For the first, The Warrior's Solution will probably be helpful. For the second, theprimary practice is the core method, but you may feel more resonance with other methods such as guru practice  or loving kindness. This second quality, opening, is the main practice in most spiritual traditions and there are any number of methods available. The third quality, insight, is best done with actual guidance. Still, An Arrow to the Heart is all about insight practice as is The Ganges Mahamudra. For compassion, I suggest Reflections on Silver River, or Mahayana Mind Training or other practices that put you right in touch with the suffering in the world.

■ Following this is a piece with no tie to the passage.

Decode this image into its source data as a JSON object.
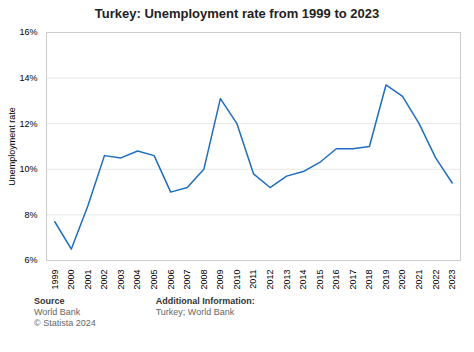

What is the right order? While the Tibetan tradition is based on a sequence laid down by Atisha in the 11th century, my own feeling is that you develop in these areas when it is appropriate. I came late to the ability to cut through, despite much contemplation of death and impermanence, but I had laid a pretty good foundation in insight and compassion. A Zen teacher I know found that there was nothing in his training that prepared him for death, so he came late to that aspect of practice. 

These four qualities interact with each other in complex ways. As you practice, be sensitive to imbalance and then move in the direction of balance. Don't be concerned about being or staying in balance. That rarely happens and, if it does, it is only for relatively short periods. Instead, just keeping moving in the direction of balance, adjusting as needed, and things will usually take care of themselves. 

Attention, intention and balance - three essential tools for your path.

As I said at the beginning, this approach is about dismantling patterns of reactivity. Our experience is filtered through layers of projections and distortions. What seems meaningful to us is shaped as much by those distortions as by what actually arises in our lives. As those projections are taken apart or fall away other possibilities open up. What you find meaningful then is up to you.